Wil Forbis makes no effort to hide the improbability of his role as a country music songwriter. "As a kid, I hated country music," he states, perhaps too exuberantly. So what did he listen to? Show tunes. "My dad had a collection of all the great Broadway albums from the 40s and 50s — My Fair Lady, The Pajama Game, a lot of the Carol Channing productions. Growing up, I spent my summers living with him in a cabin he built near Flathead Lake, Montana. A lot of nights were passed gathered 'round the fireplace with those albums playing. Of course, once I became a teenager, I started listening to what was popular at the time — The Cars, Prince, Led Zeppelin, Rush... that sort of thing."
By his late teens, Forbis was not just listening to music but performing it. "I played guitar in almost every type of band possible. Punk rock, reggae, blues, prog rock, funk... I did it all. Well, everything except country."
So how did the country conversion finally occur? "In my early 30s, I moved into an apartment in Los Angeles that happened to be up the street from a bar called the Cinema Bar. The Cinema is ground zero for the LA alt-country scene — on any night of the week you can go there and hear really great musicians playing anything from traditional country to bluegrass to Americana. It just got into my blood, particularly those bluegrass instruments." Not long after discovering the Cinema, Forbis purchased a second-hand banjo. Later he started picking out scales on a mandolin. And all the while, he was writing songs, combining the styles of music played at late night Cinema jams with his more eclectic influences. The result was a sound that music critic Billy Shepherd labeled "country gone beautifully wrong."

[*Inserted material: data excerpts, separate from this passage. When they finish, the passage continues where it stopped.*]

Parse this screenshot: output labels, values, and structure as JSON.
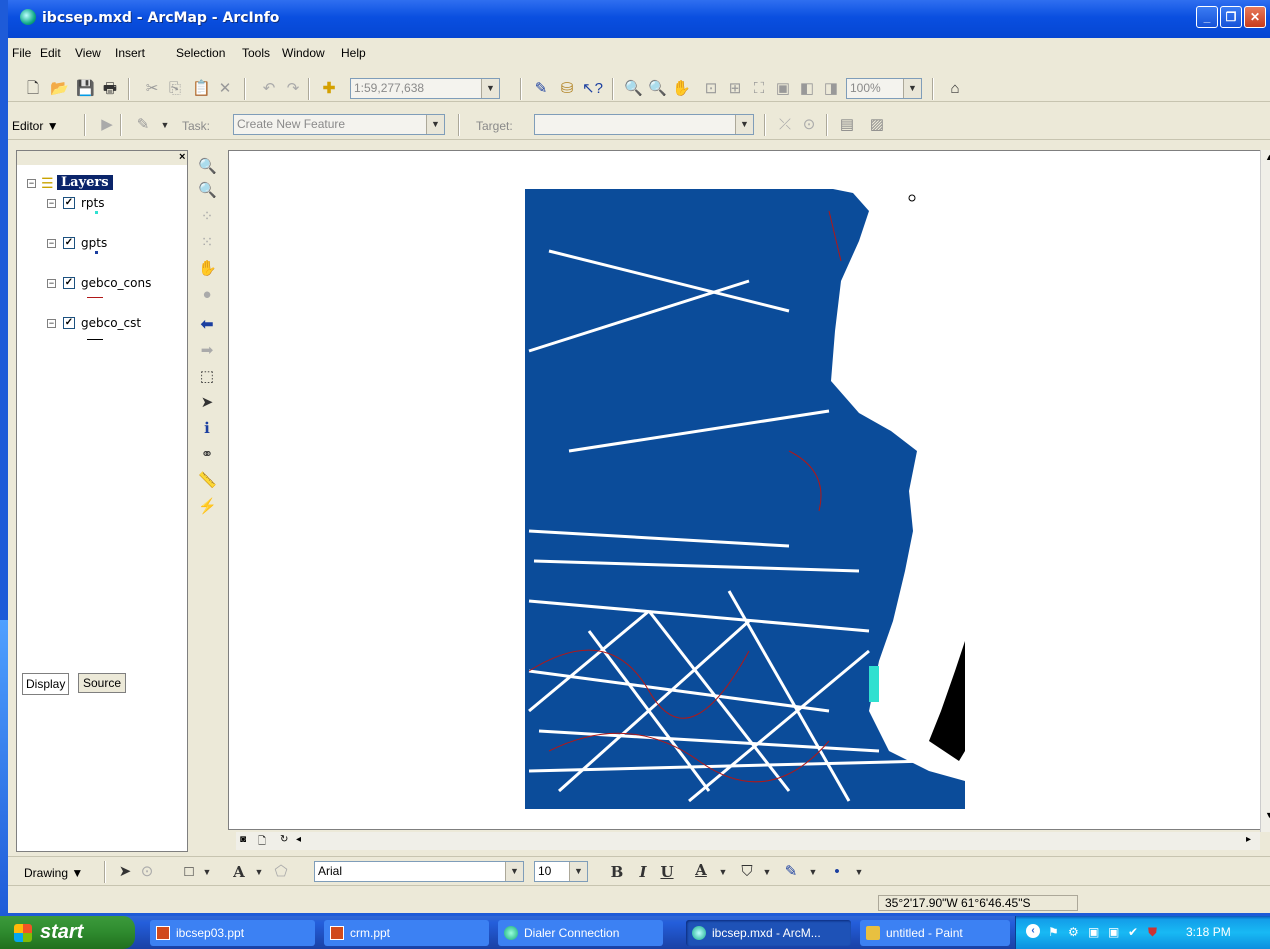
{
  "window": {
    "title": "ibcsep.mxd - ArcMap - ArcInfo"
  },
  "menu": [
    "File",
    "Edit",
    "View",
    "Insert",
    "Selection",
    "Tools",
    "Window",
    "Help"
  ],
  "standard_toolbar": {
    "scale": "1:59,277,638",
    "zoom": "100%"
  },
  "editor_toolbar": {
    "editor_label": "Editor",
    "task_label": "Task:",
    "task_value": "Create New Feature",
    "target_label": "Target:",
    "target_value": ""
  },
  "toc": {
    "root": "Layers",
    "layers": [
      {
        "name": "rpts",
        "symbol": "point-cyan"
      },
      {
        "name": "gpts",
        "symbol": "point-blue"
      },
      {
        "name": "gebco_cons",
        "symbol": "line-red"
      },
      {
        "name": "gebco_cst",
        "symbol": "line-black"
      }
    ],
    "tabs": [
      "Display",
      "Source"
    ]
  },
  "drawing_toolbar": {
    "drawing_label": "Drawing",
    "font": "Arial",
    "size": "10",
    "bold": "B",
    "italic": "I",
    "underline": "U",
    "text_color_letter": "A"
  },
  "status": {
    "coordinates": "35°2'17.90\"W  61°6'46.45\"S"
  },
  "taskbar": {
    "start": "start",
    "items": [
      {
        "label": "ibcsep03.ppt",
        "icon": "powerpoint-icon"
      },
      {
        "label": "crm.ppt",
        "icon": "powerpoint-icon"
      },
      {
        "label": "Dialer Connection",
        "icon": "globe-icon"
      },
      {
        "label": "ibcsep.mxd - ArcM...",
        "icon": "arcmap-icon",
        "active": true
      },
      {
        "label": "untitled - Paint",
        "icon": "paint-icon"
      }
    ],
    "clock": "3:18 PM"
  },
  "colors": {
    "map_tracks": "#0b4c9a",
    "contours": "#b01818",
    "coast": "#000000",
    "points": "#2fe0d0"
  }
}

In 2008, After several years of playing around Los Angeles, both as a side man and under his own name, Forbis assembled a crack team of local players that he dubbed "The Gentlemen Scoundrels" and recorded a CD. The result was "Shadey's Jukebox," a collection of offbeat country and Americana songs released by Rankoutsider Records, home of such roots rockers as Pat Todd and the Rankoutsiders and The Condors. The album received rave reviews ("5 out of 5 stars" from the alt-country print mag Maverick, amoung many others) and was widely praised by members of the L.A. country scene. Former Dave Alvin sideman and current solo artist Rick Shea stated, "Wil and his band show off excellent musicianship and remarkably clever songwriting chops." Television music composer Ben vaughn ("That Seventies Show," "3rd Rock from the Sun") added, "Forbis has a badass attitude and the guitar chops to back it up, but he also knows how to slow down and engage in authentic self-expression." Jason Ringenberg, a longtime musical hero of Forbis and lead singer of the quintessential alt-country band Jason and the Scorchers, stated, "Shadey’s Jukebox is the kind of cd that sticks with you through multiple listens. It has real bite and lasting power."

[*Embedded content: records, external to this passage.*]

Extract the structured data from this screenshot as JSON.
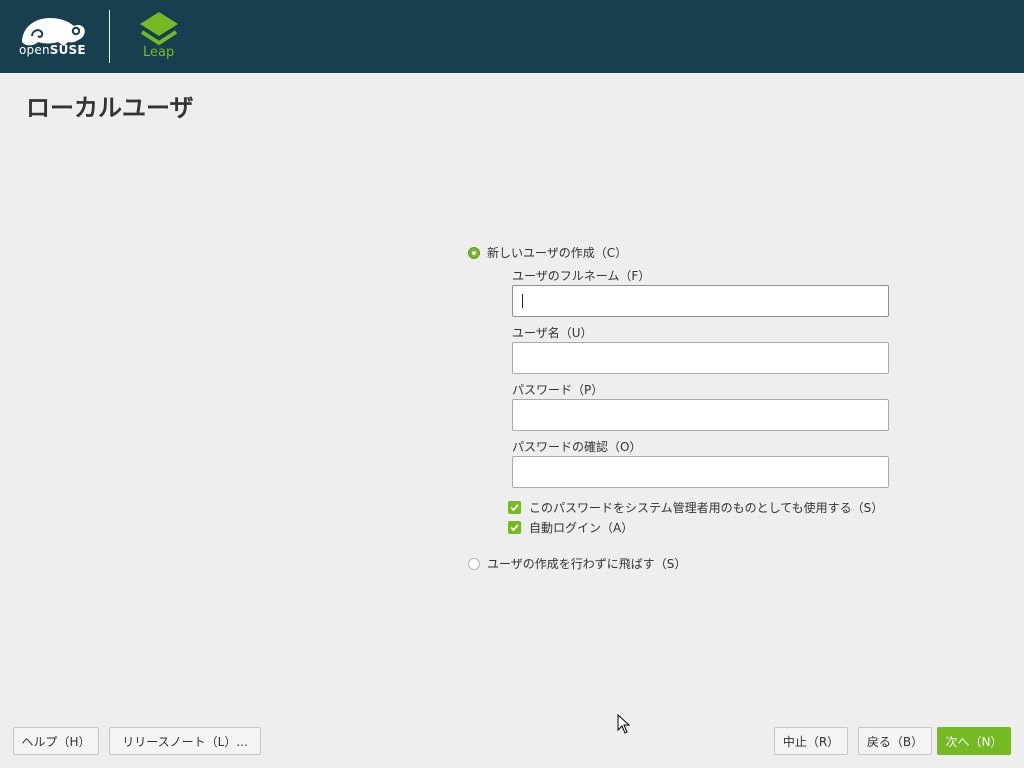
{
  "header": {
    "brand_prefix": "open",
    "brand_name": "SUSE",
    "product": "Leap",
    "accent_color": "#73ba25",
    "background_color": "#173f4f",
    "brand_icon": "chameleon-logo-icon",
    "product_icon": "leap-logo-icon"
  },
  "page": {
    "title": "ローカルユーザ"
  },
  "form": {
    "create_user_option": "新しいユーザの作成（C）",
    "full_name_label": "ユーザのフルネーム（F）",
    "full_name_value": "",
    "username_label": "ユーザ名（U）",
    "username_value": "",
    "password_label": "パスワード（P）",
    "password_value": "",
    "confirm_label": "パスワードの確認（O）",
    "confirm_value": "",
    "use_for_admin_label": "このパスワードをシステム管理者用のものとしても使用する（S）",
    "use_for_admin_checked": true,
    "autologin_label": "自動ログイン（A）",
    "autologin_checked": true,
    "skip_option": "ユーザの作成を行わずに飛ばす（S）"
  },
  "footer": {
    "help": "ヘルプ（H）",
    "release_notes": "リリースノート（L）...",
    "abort": "中止（R）",
    "back": "戻る（B）",
    "next": "次へ（N）"
  }
}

During the years following the album's release, life took a turn. Repetitive strain in both of Forbis's forearms limited his ability to play and work, and a strange malady ultimately revealed to be damage to his vestibular (balance) system incapacitated him further. Ultimately Forbis relocated to San Diego. But he stayed focused on music, returning with the band to the studio to record the just released, "A Quarter Past Four." The album, a collection of jazz numbers that owes more to Fats Waller and John Coltrane than Willie Nelson or Steve Earle, would be considered by many to be a serious left turn. Not to Forbis who states, "Music is music. Jazz and country are far more alike than different." The composition of the album's material was also eeriely fluid he recalls. "Some of these songs had been around for years, but some of them just poured out of me. I wrote the tune 'Nightflowers' in about 30 minutes over the course of two days."
2012 is set to be a musical year for the songwriter. The album, also released by Rankoutsider Records, has already received radio play in San Diego and is generating a buzz in the local music community. Forbis is playing often, both as a solo artist and as a sideman in projects across a wide spectrum of music styles (including dates opening for major touring acts such as The Motels and John Waite.) What's next? "I'm saving my money," Forbis states, "to get back into the studio and record another country album!"